Tout en parlant, Elanne s’était mise debout sur sa chaise. Amerline l’avait regardée, la laissant parler, des larmes d’émotions coulaient sur sa joue. Un jour, oui, Elanne serait prête à partir, et quand ce jour sera venu, elle, elle l’aiderait. « Je suis si fière d’être sa mère adoptive » songea-t-elle tout en regardant Elanne qui la défiait du regard, elle lui expliqua tendrement :

- Bien sûr qu’un jour tu partiras, je sais bien qu’Erlun et moi ne pourront pas te retenir indéfiniment, mais ce jour n’est pas encore venu, reste encore avec nous pendant quelques temps, et, quand tu seras prête, tu partiras »

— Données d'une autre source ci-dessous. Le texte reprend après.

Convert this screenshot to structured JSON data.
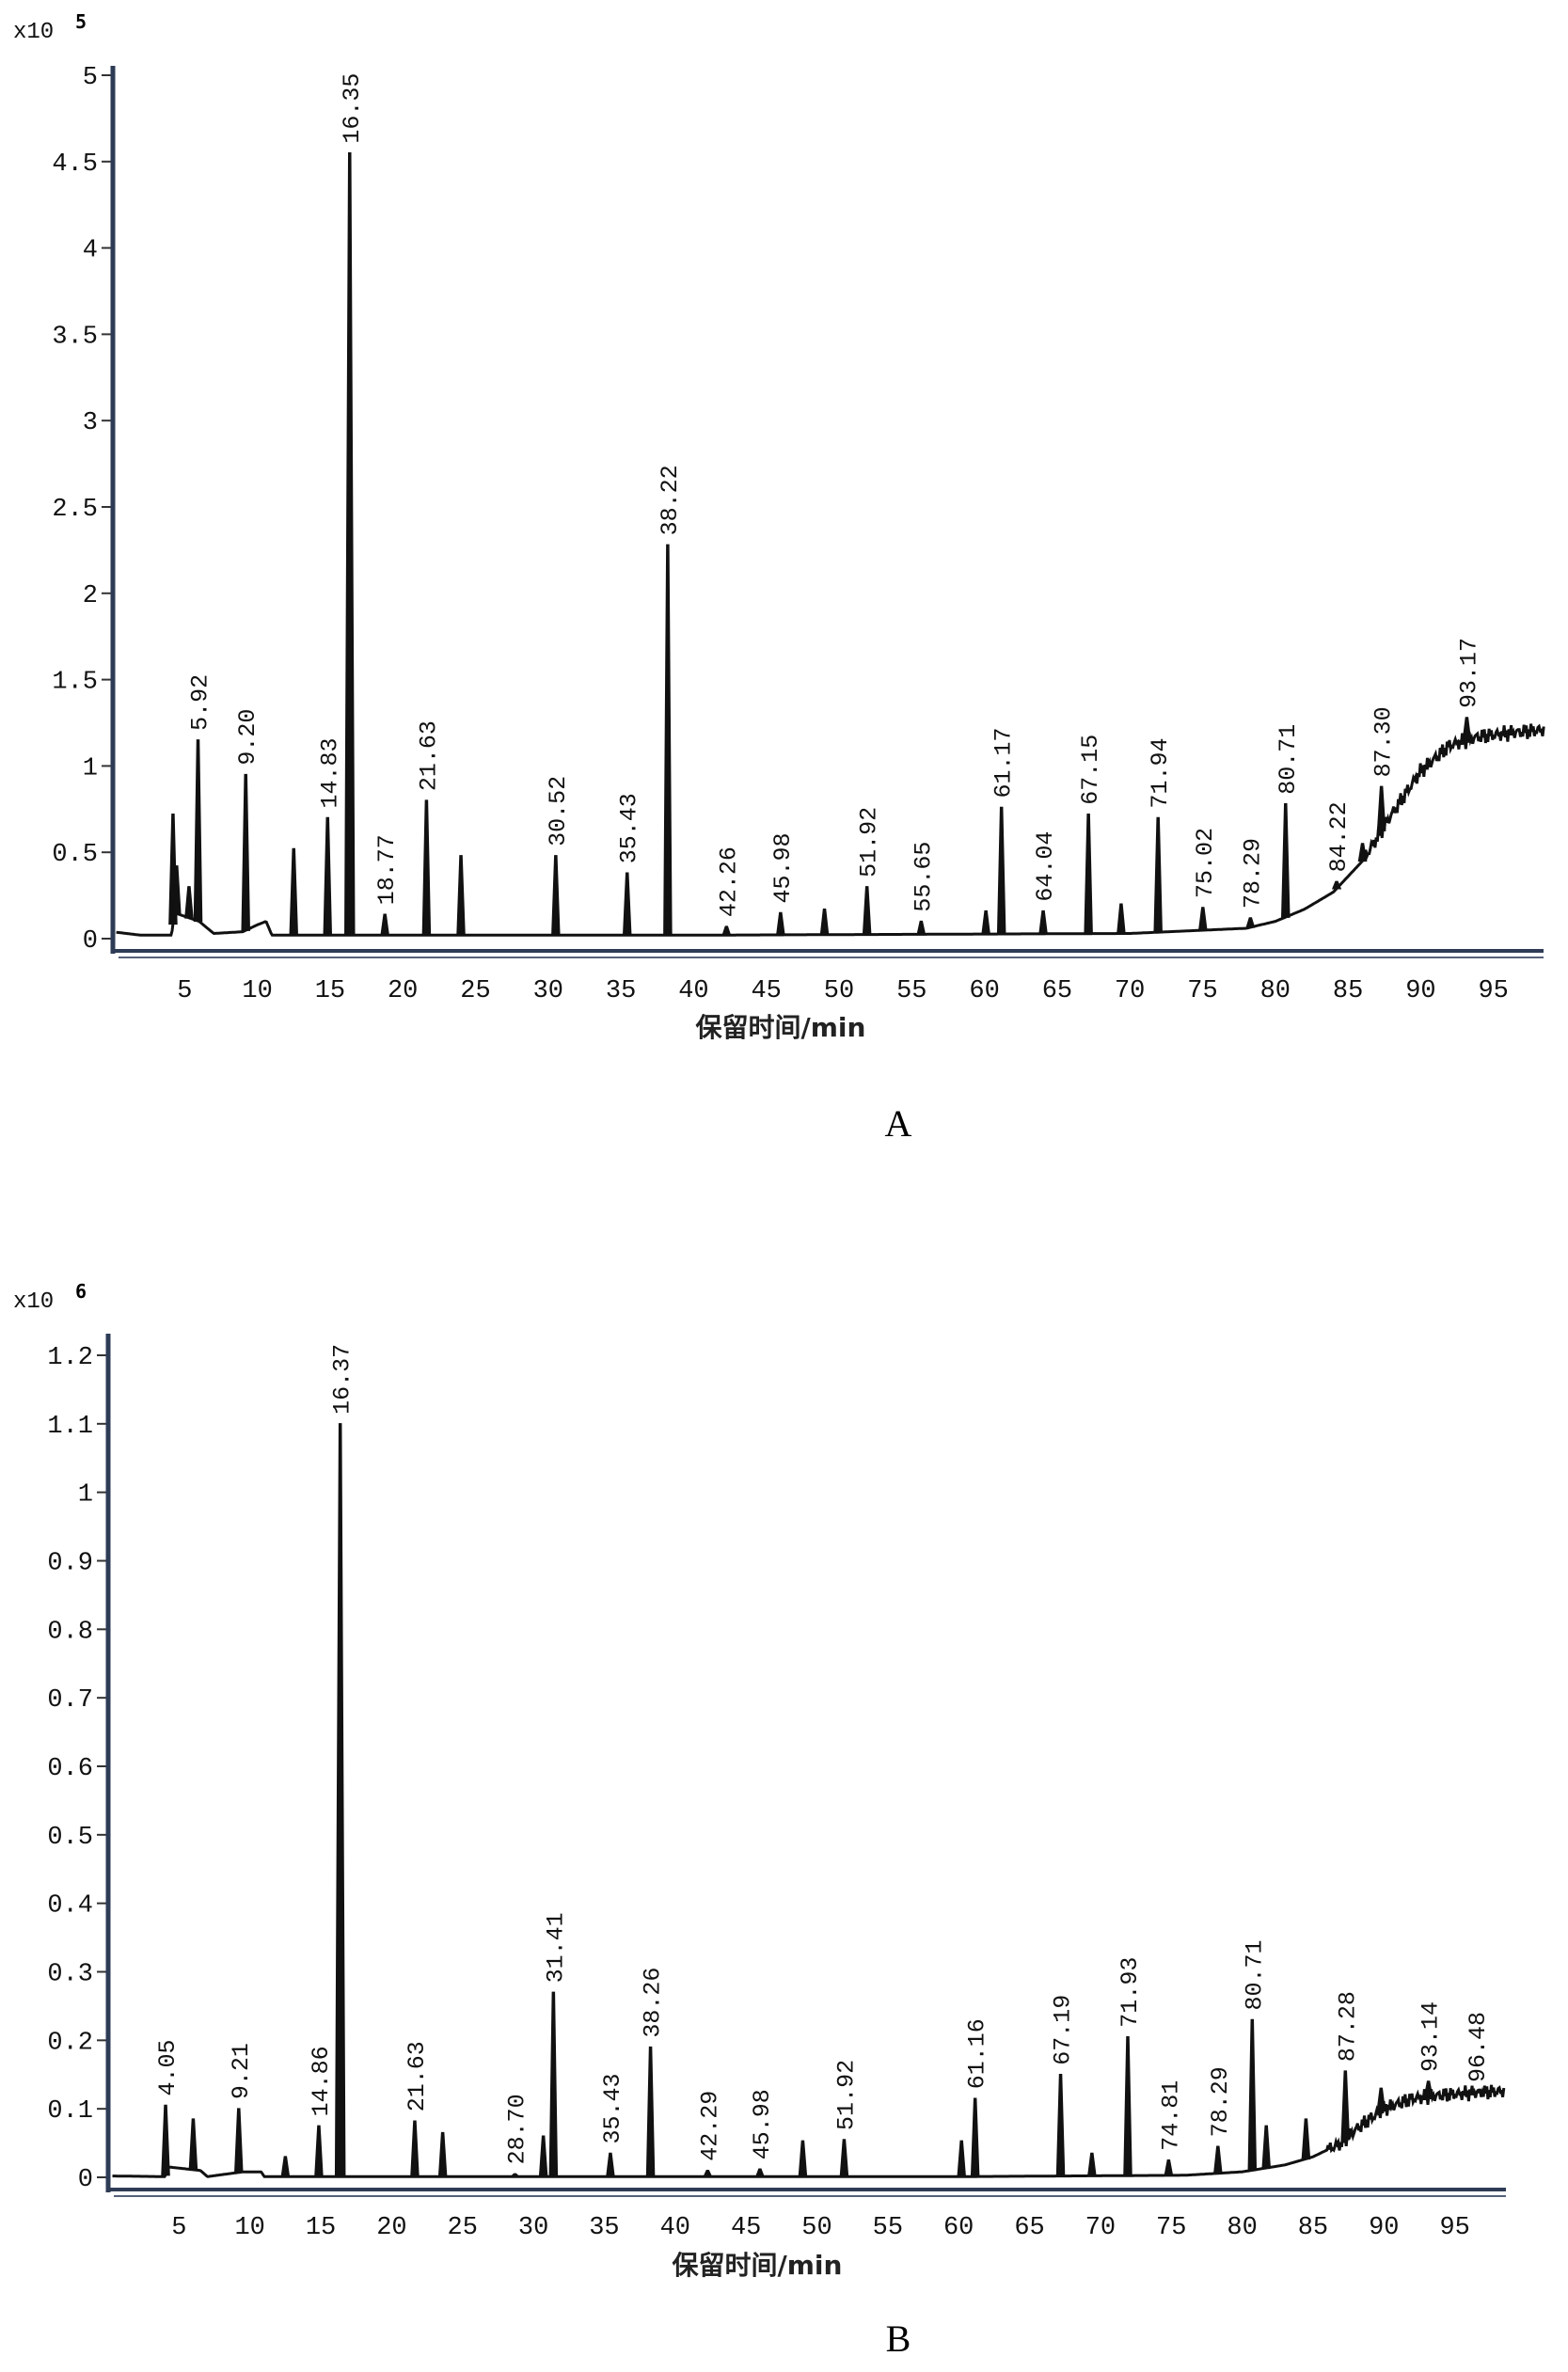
{
  "chart_data": [
    {
      "type": "line",
      "panel_label": "A",
      "multiplier": "x10",
      "multiplier_exp": "5",
      "xlabel": "保留时间/min",
      "ylabel": "",
      "xlim": [
        0,
        98.5
      ],
      "ylim": [
        0,
        5
      ],
      "x_ticks": [
        "5",
        "10",
        "15",
        "20",
        "25",
        "30",
        "35",
        "40",
        "45",
        "50",
        "55",
        "60",
        "65",
        "70",
        "75",
        "80",
        "85",
        "90",
        "95"
      ],
      "y_ticks": [
        "0",
        "0.5",
        "1",
        "1.5",
        "2",
        "2.5",
        "3",
        "3.5",
        "4",
        "4.5",
        "5"
      ],
      "y_tick_values": [
        0,
        0.5,
        1,
        1.5,
        2,
        2.5,
        3,
        3.5,
        4,
        4.5,
        5
      ],
      "baseline": [
        [
          0,
          0.04
        ],
        [
          2,
          0.02
        ],
        [
          4.1,
          0.02
        ],
        [
          4.3,
          0.15
        ],
        [
          6,
          0.1
        ],
        [
          7,
          0.03
        ],
        [
          9,
          0.04
        ],
        [
          10,
          0.08
        ],
        [
          10.6,
          0.1
        ],
        [
          11,
          0.02
        ],
        [
          40,
          0.02
        ],
        [
          70,
          0.03
        ],
        [
          78,
          0.06
        ],
        [
          80,
          0.1
        ],
        [
          82,
          0.17
        ],
        [
          84,
          0.27
        ],
        [
          86,
          0.45
        ],
        [
          88,
          0.72
        ],
        [
          90,
          0.97
        ],
        [
          92,
          1.12
        ],
        [
          94,
          1.17
        ],
        [
          96,
          1.19
        ],
        [
          98.5,
          1.21
        ]
      ],
      "peaks": [
        {
          "x": 4.2,
          "y": 0.72,
          "label": ""
        },
        {
          "x": 4.45,
          "y": 0.42,
          "label": ""
        },
        {
          "x": 5.3,
          "y": 0.3,
          "label": ""
        },
        {
          "x": 5.92,
          "y": 1.15,
          "label": "5.92"
        },
        {
          "x": 9.2,
          "y": 0.95,
          "label": "9.20"
        },
        {
          "x": 12.5,
          "y": 0.52,
          "label": ""
        },
        {
          "x": 14.83,
          "y": 0.7,
          "label": "14.83"
        },
        {
          "x": 16.35,
          "y": 4.55,
          "label": "16.35"
        },
        {
          "x": 18.77,
          "y": 0.14,
          "label": "18.77"
        },
        {
          "x": 21.63,
          "y": 0.8,
          "label": "21.63"
        },
        {
          "x": 24.0,
          "y": 0.48,
          "label": ""
        },
        {
          "x": 30.52,
          "y": 0.48,
          "label": "30.52"
        },
        {
          "x": 35.43,
          "y": 0.38,
          "label": "35.43"
        },
        {
          "x": 38.22,
          "y": 2.28,
          "label": "38.22"
        },
        {
          "x": 42.26,
          "y": 0.07,
          "label": "42.26"
        },
        {
          "x": 45.98,
          "y": 0.15,
          "label": "45.98"
        },
        {
          "x": 49.0,
          "y": 0.17,
          "label": ""
        },
        {
          "x": 51.92,
          "y": 0.3,
          "label": "51.92"
        },
        {
          "x": 55.65,
          "y": 0.1,
          "label": "55.65"
        },
        {
          "x": 60.1,
          "y": 0.16,
          "label": ""
        },
        {
          "x": 61.17,
          "y": 0.76,
          "label": "61.17"
        },
        {
          "x": 64.04,
          "y": 0.16,
          "label": "64.04"
        },
        {
          "x": 67.15,
          "y": 0.72,
          "label": "67.15"
        },
        {
          "x": 69.4,
          "y": 0.2,
          "label": ""
        },
        {
          "x": 71.94,
          "y": 0.7,
          "label": "71.94"
        },
        {
          "x": 75.02,
          "y": 0.18,
          "label": "75.02"
        },
        {
          "x": 78.29,
          "y": 0.12,
          "label": "78.29"
        },
        {
          "x": 80.71,
          "y": 0.78,
          "label": "80.71"
        },
        {
          "x": 84.22,
          "y": 0.33,
          "label": "84.22"
        },
        {
          "x": 86.0,
          "y": 0.55,
          "label": ""
        },
        {
          "x": 87.3,
          "y": 0.88,
          "label": "87.30"
        },
        {
          "x": 93.17,
          "y": 1.28,
          "label": "93.17"
        }
      ]
    },
    {
      "type": "line",
      "panel_label": "B",
      "multiplier": "x10",
      "multiplier_exp": "6",
      "xlabel": "保留时间/min",
      "ylabel": "",
      "xlim": [
        0,
        98.5
      ],
      "ylim": [
        0,
        1.2
      ],
      "x_ticks": [
        "5",
        "10",
        "15",
        "20",
        "25",
        "30",
        "35",
        "40",
        "45",
        "50",
        "55",
        "60",
        "65",
        "70",
        "75",
        "80",
        "85",
        "90",
        "95"
      ],
      "y_ticks": [
        "0",
        "0.1",
        "0.2",
        "0.3",
        "0.4",
        "0.5",
        "0.6",
        "0.7",
        "0.8",
        "0.9",
        "1",
        "1.1",
        "1.2"
      ],
      "y_tick_values": [
        0,
        0.1,
        0.2,
        0.3,
        0.4,
        0.5,
        0.6,
        0.7,
        0.8,
        0.9,
        1,
        1.1,
        1.2
      ],
      "baseline": [
        [
          0,
          0.002
        ],
        [
          4,
          0.001
        ],
        [
          4.3,
          0.015
        ],
        [
          6.5,
          0.01
        ],
        [
          7,
          0.001
        ],
        [
          9.5,
          0.008
        ],
        [
          10.8,
          0.008
        ],
        [
          11,
          0.001
        ],
        [
          60,
          0.001
        ],
        [
          76,
          0.003
        ],
        [
          80,
          0.008
        ],
        [
          83,
          0.018
        ],
        [
          85,
          0.03
        ],
        [
          87,
          0.05
        ],
        [
          88,
          0.07
        ],
        [
          90,
          0.1
        ],
        [
          92,
          0.115
        ],
        [
          94,
          0.12
        ],
        [
          96,
          0.123
        ],
        [
          98.5,
          0.126
        ]
      ],
      "peaks": [
        {
          "x": 4.05,
          "y": 0.105,
          "label": "4.05"
        },
        {
          "x": 6.0,
          "y": 0.085,
          "label": ""
        },
        {
          "x": 9.21,
          "y": 0.1,
          "label": "9.21"
        },
        {
          "x": 12.5,
          "y": 0.03,
          "label": ""
        },
        {
          "x": 14.86,
          "y": 0.075,
          "label": "14.86"
        },
        {
          "x": 16.37,
          "y": 1.1,
          "label": "16.37"
        },
        {
          "x": 21.63,
          "y": 0.082,
          "label": "21.63"
        },
        {
          "x": 23.6,
          "y": 0.065,
          "label": ""
        },
        {
          "x": 28.7,
          "y": 0.005,
          "label": "28.70"
        },
        {
          "x": 30.7,
          "y": 0.06,
          "label": ""
        },
        {
          "x": 31.41,
          "y": 0.27,
          "label": "31.41"
        },
        {
          "x": 35.43,
          "y": 0.035,
          "label": "35.43"
        },
        {
          "x": 38.26,
          "y": 0.19,
          "label": "38.26"
        },
        {
          "x": 42.29,
          "y": 0.01,
          "label": "42.29"
        },
        {
          "x": 45.98,
          "y": 0.012,
          "label": "45.98"
        },
        {
          "x": 49.0,
          "y": 0.053,
          "label": ""
        },
        {
          "x": 51.92,
          "y": 0.055,
          "label": "51.92"
        },
        {
          "x": 60.2,
          "y": 0.053,
          "label": ""
        },
        {
          "x": 61.16,
          "y": 0.115,
          "label": "61.16"
        },
        {
          "x": 67.19,
          "y": 0.15,
          "label": "67.19"
        },
        {
          "x": 69.4,
          "y": 0.035,
          "label": ""
        },
        {
          "x": 71.93,
          "y": 0.205,
          "label": "71.93"
        },
        {
          "x": 74.81,
          "y": 0.025,
          "label": "74.81"
        },
        {
          "x": 78.29,
          "y": 0.045,
          "label": "78.29"
        },
        {
          "x": 80.71,
          "y": 0.23,
          "label": "80.71"
        },
        {
          "x": 81.7,
          "y": 0.075,
          "label": ""
        },
        {
          "x": 84.5,
          "y": 0.085,
          "label": ""
        },
        {
          "x": 87.28,
          "y": 0.155,
          "label": "87.28"
        },
        {
          "x": 89.8,
          "y": 0.13,
          "label": ""
        },
        {
          "x": 93.14,
          "y": 0.14,
          "label": "93.14"
        },
        {
          "x": 96.48,
          "y": 0.125,
          "label": "96.48"
        }
      ]
    }
  ]
}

Après cette discussion, mère et fille restèrent sans voix pendant un long moment, se regardant, en attendant que l’autre prenne la parole, finalement, Elanne lâcha enfin :

« OK. »

Un seul mot, et pourtant si expressif, le ton qu’elle avait mis dans ses paroles exprimait tout : son désir de partir mais aussi son amour pour sa mère adoptive.

Après avoir parlé, Elanne se jeta dans les bras d’Amerline en pleurant. Celle-ci la rassura, en lui murmurant des paroles apaisantes.

Elles restèrent ainsi pendant un long moment, puis elles redescendirent au rez-de-chaussée, ou elles trouvèrent Erlun, toujours affalé sur le canapé. Il ne voulait pas l’admettre, mais lui aussi, savait qu’Elanne avait raison. Un jour, elle partirait.

Laisser un commentaire ?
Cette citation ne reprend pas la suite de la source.